- Daily Zen
Venezuela is facing an economic and humanitarian crisis with its main industry--oil production facing sanctions and falling prices.
Venezuela, a founding member of OPEC and at one time the largest oil-producing nation of Latin America, has seen this vital industry see a near-collapse triggering an economic and humanitarian crisis in the country.
Adding to the woes are the US sanctions, which have led to an 84% increase in its stockpiles as buyers are keeping away. This means that the state-run PDSVA refinery will have to shut production again, harming the fragile economy more.
The US government is putting pressure on President Nicolas Maduro to peacefully exit from power. Negotiations are ongoing and the sanctions are a way to force the president to reconsider his stance.
Importers of Venezuelan crude oil, including India’s Reliance Industries Ltd, Spain’s Repsol SA and Italy’s Eni SpA have all stopped purchases for the month, according to Bloomberg. In September, the three companies took a combined 9.7 million barrels, accounting for more than half of Venezuela’s exports.
The storage facility at the Jose terminal and nearby facilities have almost doubled to 10.6 million barrels since the end of September. The country now has no more storage facilities and the state-owned Petroleos de Venezuela SA might have to shut wells. The last fuel loading was done on October 16 at the Jose terminal, a sharp contrast from a loading a day.
The US sanctions against Venezuela were allowing crude-for-diesel swaps between PSVSA and Asian and European refiners for humanitarian reasons. But it now seems that the US administration is no mood to be accommodating and is considering additional measures to cut off these remaining fuel transactions.
Aware of these upcoming sanctions, Reliance has already shifted away from Venezuela crude and started transactions with Canada from where it bought nearly 12 million barrels of Canadian oil.
With the big-name companies from Europe and Asia keeping off, it is the small refineries that have become the lifeline for Venezuelan crude. Retino Maritime, Kalinin Business, Xiamen Logistic Grass and Wanneng Munay have taken over. So far 4.6 million barrels of oil have been bought by them.

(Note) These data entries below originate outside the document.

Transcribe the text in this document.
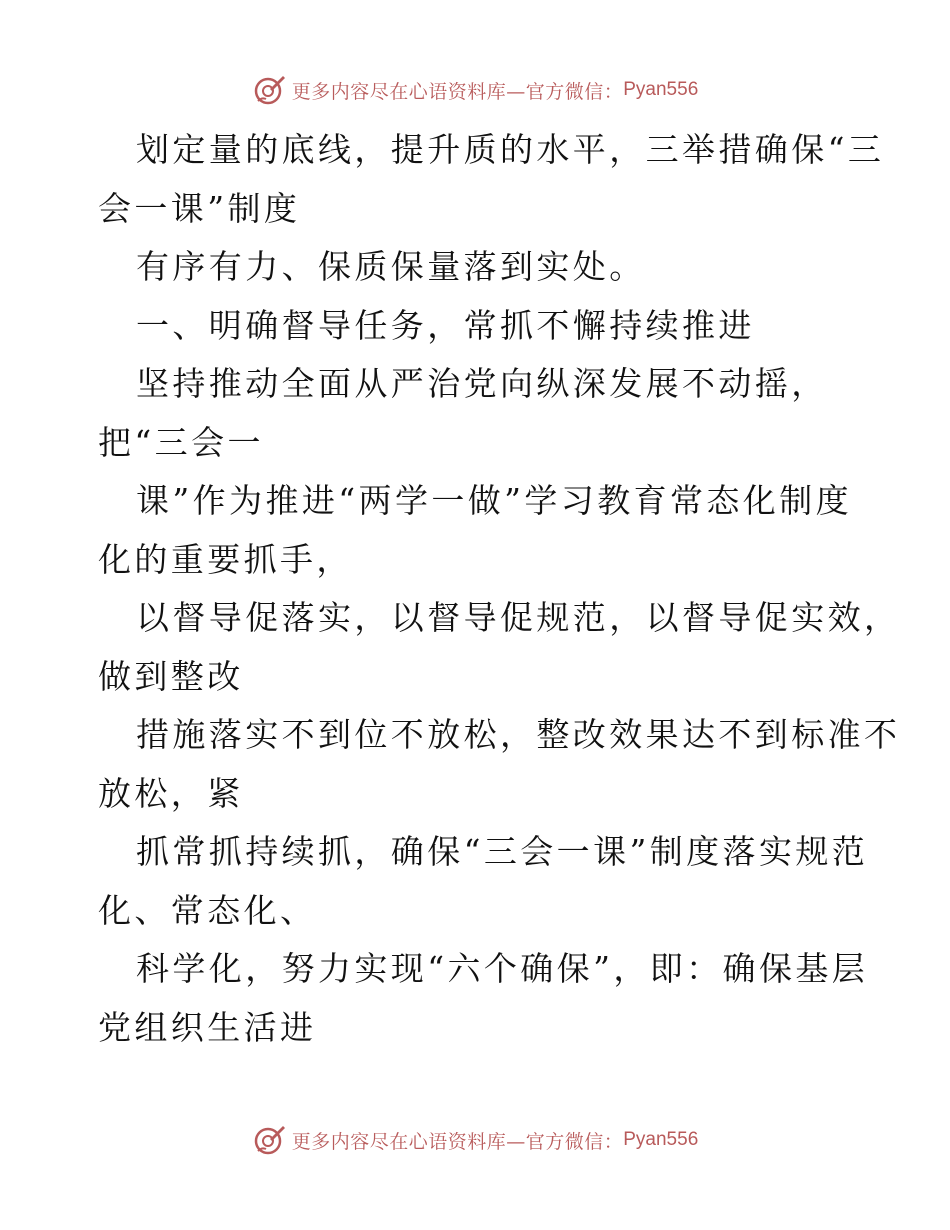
更多内容尽在心语资料库—官方微信： Pyan556
划定量的底线，提升质的水平，三举措确保“三
会一课”制度
有序有力、保质保量落到实处。
一、明确督导任务，常抓不懈持续推进
坚持推动全面从严治党向纵深发展不动摇，
把“三会一
课”作为推进“两学一做”学习教育常态化制度
化的重要抓手，
以督导促落实，以督导促规范，以督导促实效，
做到整改
措施落实不到位不放松，整改效果达不到标准不
放松，紧
抓常抓持续抓，确保“三会一课”制度落实规范
化、常态化、
科学化，努力实现“六个确保”，即：确保基层
党组织生活进
更多内容尽在心语资料库—官方微信： Pyan556
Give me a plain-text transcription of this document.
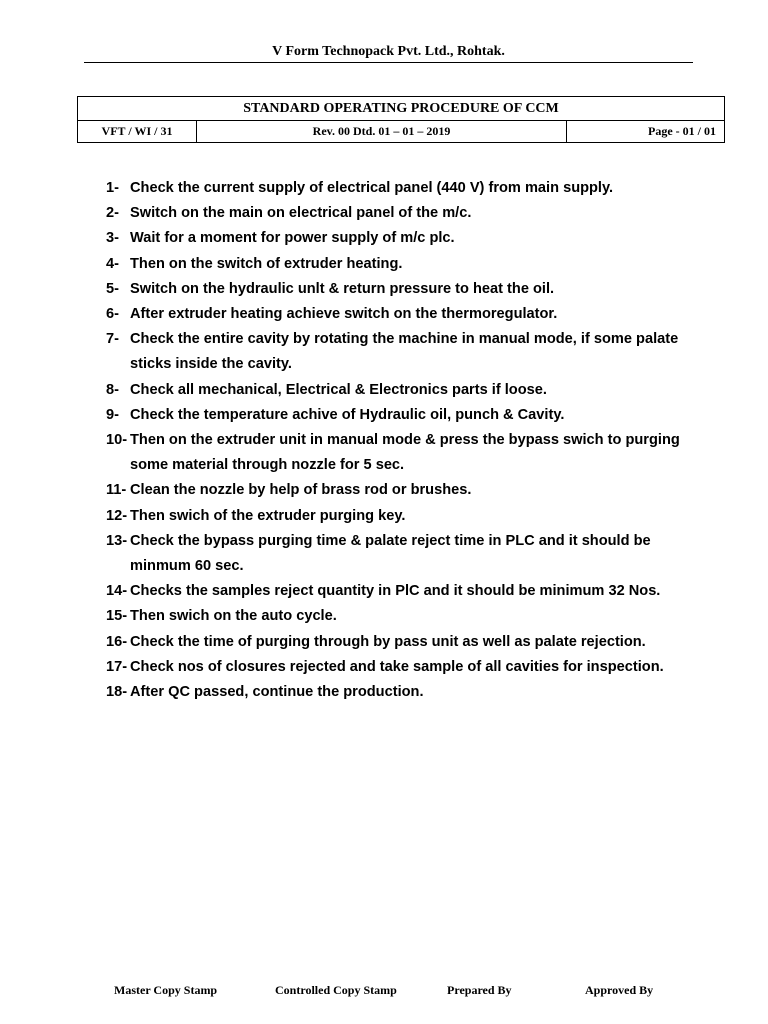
V Form Technopack Pvt. Ltd., Rohtak.
STANDARD OPERATING PROCEDURE OF CCM
VFT / WI / 31	Rev. 00 Dtd. 01 – 01 – 2019	Page - 01 / 01
1- Check the current supply of electrical panel (440 V) from main supply.
2- Switch on the main on electrical panel of the m/c.
3- Wait for a moment for power supply of m/c plc.
4- Then on the switch of extruder heating.
5- Switch on the hydraulic unlt & return pressure to heat the oil.
6- After extruder heating achieve switch on the thermoregulator.
7- Check the entire cavity by rotating the machine in manual mode, if some palate sticks inside the cavity.
8- Check all mechanical, Electrical & Electronics parts if loose.
9- Check the temperature achive of Hydraulic oil, punch & Cavity.
10- Then on the extruder unit in manual mode & press the bypass swich to purging some material through nozzle for 5 sec.
11- Clean the nozzle by help of brass rod or brushes.
12- Then swich of the extruder purging key.
13- Check the bypass purging time & palate reject time in PLC and it should be minmum 60 sec.
14- Checks the samples reject quantity in PlC and it should be minimum 32 Nos.
15- Then swich on the auto cycle.
16- Check the time of purging through by pass unit as well as palate rejection.
17- Check nos of closures rejected and take sample of all cavities for inspection.
18- After QC passed, continue the production.
Master Copy Stamp	Controlled Copy Stamp	Prepared By	Approved By
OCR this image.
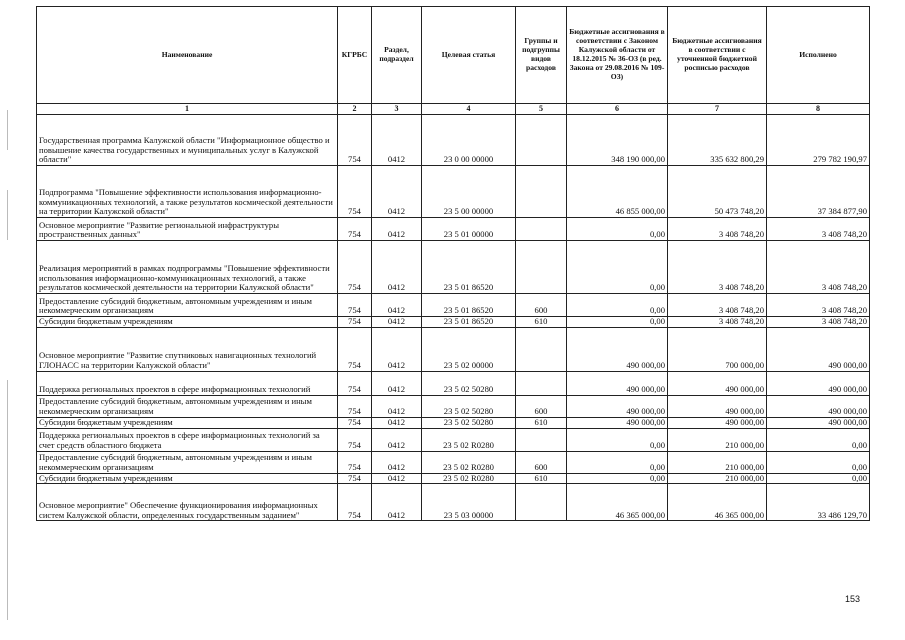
Наименование	КГРБС	Раздел, подраздел	Целевая статья	Группы и подгруппы видов расходов	Бюджетные ассигнования в соответствии с Законом Калужской области от 18.12.2015 № 36-ОЗ (в ред. Закона от 29.08.2016 № 109-ОЗ)	Бюджетные ассигнования в соответствии с уточненной бюджетной росписью расходов	Исполнено
1	2	3	4	5	6	7	8
Государственная программа Калужской области "Информационное общество и повышение качества государственных и муниципальных услуг в Калужской области"	754	0412	23 0 00 00000		348 190 000,00	335 632 800,29	279 782 190,97
Подпрограмма "Повышение эффективности использования информационно-коммуникационных технологий, а также результатов космической деятельности на территории Калужской области"	754	0412	23 5 00 00000		46 855 000,00	50 473 748,20	37 384 877,90
Основное мероприятие "Развитие региональной инфраструктуры пространственных данных"	754	0412	23 5 01 00000		0,00	3 408 748,20	3 408 748,20
Реализация мероприятий в рамках подпрограммы "Повышение эффективности использования информационно-коммуникационных технологий, а также результатов космической деятельности на территории Калужской области"	754	0412	23 5 01 86520		0,00	3 408 748,20	3 408 748,20
Предоставление субсидий бюджетным, автономным учреждениям и иным некоммерческим организациям	754	0412	23 5 01 86520	600	0,00	3 408 748,20	3 408 748,20
Субсидии бюджетным учреждениям	754	0412	23 5 01 86520	610	0,00	3 408 748,20	3 408 748,20
Основное мероприятие "Развитие спутниковых навигационных технологий ГЛОНАСС на территории Калужской области"	754	0412	23 5 02 00000		490 000,00	700 000,00	490 000,00
Поддержка региональных проектов в сфере информационных технологий	754	0412	23 5 02 50280		490 000,00	490 000,00	490 000,00
Предоставление субсидий бюджетным, автономным учреждениям и иным некоммерческим организациям	754	0412	23 5 02 50280	600	490 000,00	490 000,00	490 000,00
Субсидии бюджетным учреждениям	754	0412	23 5 02 50280	610	490 000,00	490 000,00	490 000,00
Поддержка региональных проектов в сфере информационных технологий за счет средств областного бюджета	754	0412	23 5 02 R0280		0,00	210 000,00	0,00
Предоставление субсидий бюджетным, автономным учреждениям и иным некоммерческим организациям	754	0412	23 5 02 R0280	600	0,00	210 000,00	0,00
Субсидии бюджетным учреждениям	754	0412	23 5 02 R0280	610	0,00	210 000,00	0,00
Основное мероприятие" Обеспечение функционирования информационных систем Калужской области, определенных государственным заданием"	754	0412	23 5 03 00000		46 365 000,00	46 365 000,00	33 486 129,70
153
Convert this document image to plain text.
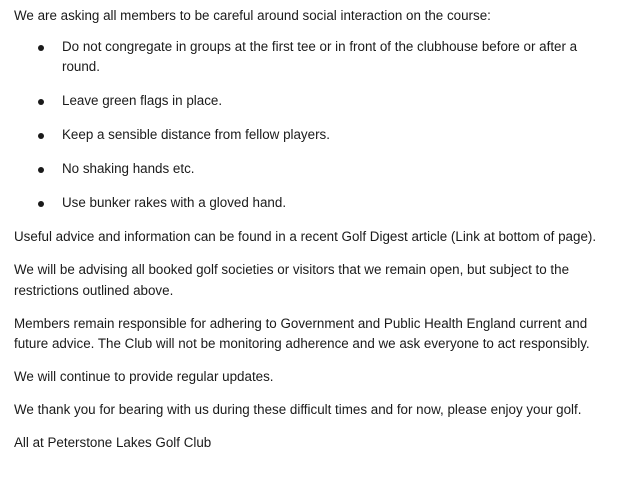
We are asking all members to be careful around social interaction on the course:

Do not congregate in groups at the first tee or in front of the clubhouse before or after a round.
Leave green flags in place.
Keep a sensible distance from fellow players.
No shaking hands etc.
Use bunker rakes with a gloved hand.

Useful advice and information can be found in a recent Golf Digest article (Link at bottom of page).

We will be advising all booked golf societies or visitors that we remain open, but subject to the restrictions outlined above.

Members remain responsible for adhering to Government and Public Health England current and future advice. The Club will not be monitoring adherence and we ask everyone to act responsibly.

We will continue to provide regular updates.

We thank you for bearing with us during these difficult times and for now, please enjoy your golf.

All at Peterstone Lakes Golf Club
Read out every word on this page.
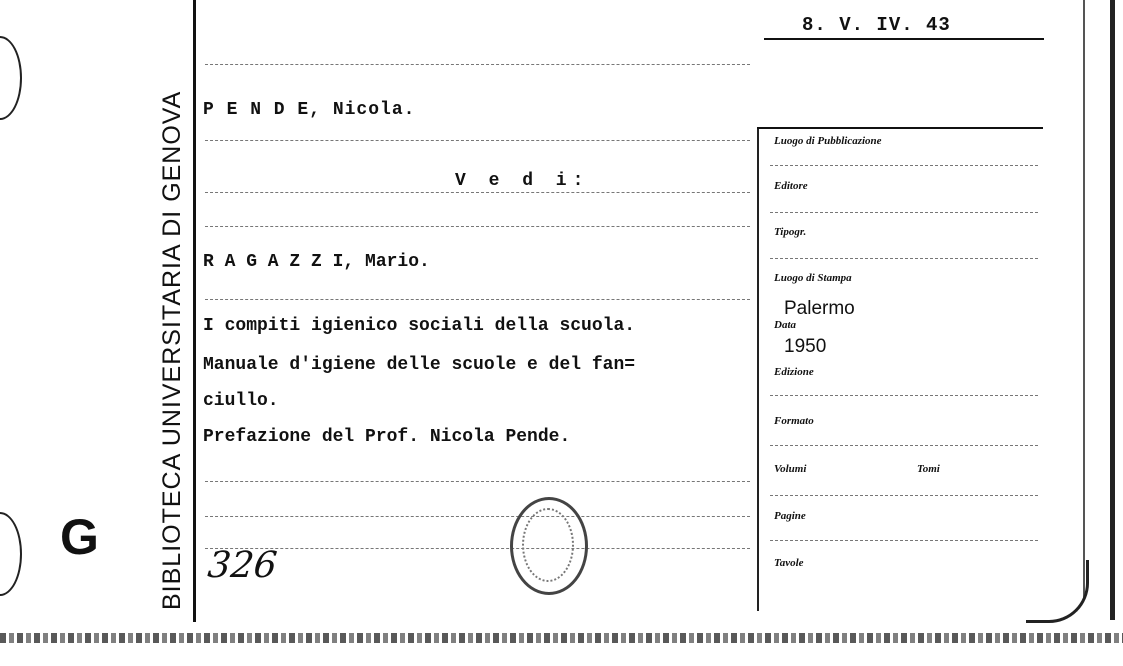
G BIBLIOTECA UNIVERSITARIA DI GENOVA
8. V. IV. 43
P E N D E, Nicola.
V e d i:
R A G A Z Z I, Mario.
I compiti igienico sociali della scuola.
Manuale d'igiene delle scuole e del fan=
ciullo.
Prefazione del Prof. Nicola Pende.
Luogo di Pubblicazione
Editore
Tipogr.
Luogo di Stampa
Palermo
Data
1950
Edizione
Formato
Volumi	Tomi
Pagine
Tavole
326
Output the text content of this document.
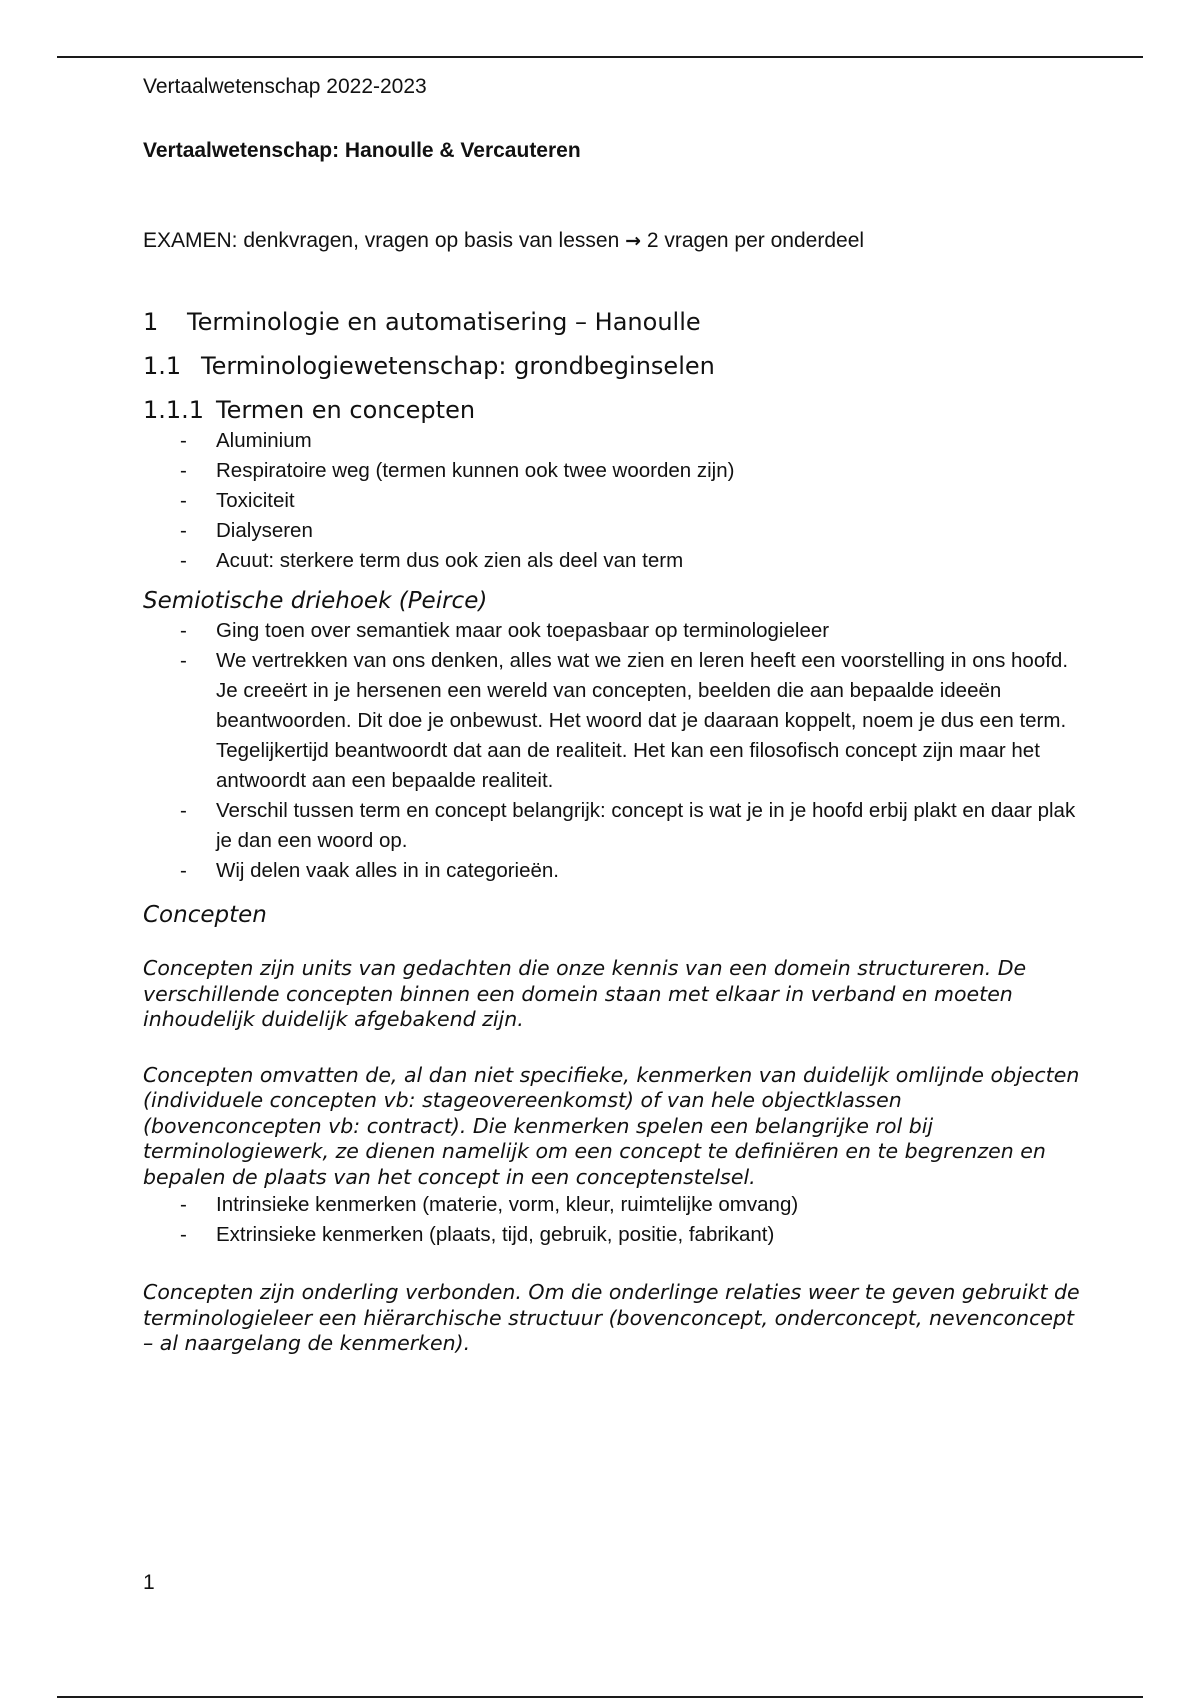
Vertaalwetenschap 2022-2023

Vertaalwetenschap: Hanoulle & Vercauteren

EXAMEN: denkvragen, vragen op basis van lessen → 2 vragen per onderdeel

1	Terminologie en automatisering – Hanoulle
1.1 Terminologiewetenschap: grondbeginselen
1.1.1 Termen en concepten
- Aluminium
- Respiratoire weg (termen kunnen ook twee woorden zijn)
- Toxiciteit
- Dialyseren
- Acuut: sterkere term dus ook zien als deel van term

Semiotische driehoek (Peirce)

- Ging toen over semantiek maar ook toepasbaar op terminologieleer
- We vertrekken van ons denken, alles wat we zien en leren heeft een voorstelling in ons hoofd. Je creeërt in je hersenen een wereld van concepten, beelden die aan bepaalde ideeën beantwoorden. Dit doe je onbewust. Het woord dat je daaraan koppelt, noem je dus een term. Tegelijkertijd beantwoordt dat aan de realiteit. Het kan een filosofisch concept zijn maar het antwoordt aan een bepaalde realiteit.
- Verschil tussen term en concept belangrijk: concept is wat je in je hoofd erbij plakt en daar plak je dan een woord op.
- Wij delen vaak alles in in categorieën.

Concepten

Concepten zijn units van gedachten die onze kennis van een domein structureren. De verschillende concepten binnen een domein staan met elkaar in verband en moeten inhoudelijk duidelijk afgebakend zijn.

Concepten omvatten de, al dan niet specifieke, kenmerken van duidelijk omlijnde objecten (individuele concepten vb: stageovereenkomst) of van hele objectklassen (bovenconcepten vb: contract). Die kenmerken spelen een belangrijke rol bij terminologiewerk, ze dienen namelijk om een concept te definiëren en te begrenzen en bepalen de plaats van het concept in een conceptenstelsel.

- Intrinsieke kenmerken (materie, vorm, kleur, ruimtelijke omvang)
- Extrinsieke kenmerken (plaats, tijd, gebruik, positie, fabrikant)

Concepten zijn onderling verbonden. Om die onderlinge relaties weer te geven gebruikt de terminologieleer een hiërarchische structuur (bovenconcept, onderconcept, nevenconcept – al naargelang de kenmerken).

1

Venezuela was producing an average of 345,000 barrels of crude daily in July which has just marginally gone up to 383,000 barrels daily now. According to the Baker Hughes September 2020 rig count, there are no operational drilling rigs in Venezuela. The stoppage of drilling activity and no new investments means that oil production could come to a complete standstill soon. Venezuela oil exports brought in only $22.5 billion in 2019 and it is sure to be much lesser in 2020.
Years of mismanagement, a tremendous lack of capital, and the steady outflow of skilled oil industry labor mean that the oil drilling infrastructure is collapsing.
Additionally, there are fears of an environmental disaster waiting to happen in the Gulf of Paria off the Caribbean coast, where floating storage and offloading facility jointly operated by PDVSA and Italian energy giant Eni is tilted and may sink any time soon.
There are fears the vessel could dump its load of crude oil into the Caribbean triggering an environmental disaster up to eight times worse than the 1989 Exxon Valdez oil spill in Alaska. Already four large spills have already taken place on the Venezuela Caribbean coast, destroying the environment and wiping out crucial tourism as well as fishing industries.
An oil boom is happening in the neighboring region of Guyana and Surinam, which will further erase the Venezuelan advantage. The Andean country anyways needs a tremendous infusion of capital, skill and infrastructure to rescue its failing oil industry.
The newly discovered crude is devoid of sulfur, which makes it easier to refine and will now be the preferred choice of Asian refineries. Venezuela crude is not so clean and carries a fair amount of sulfur.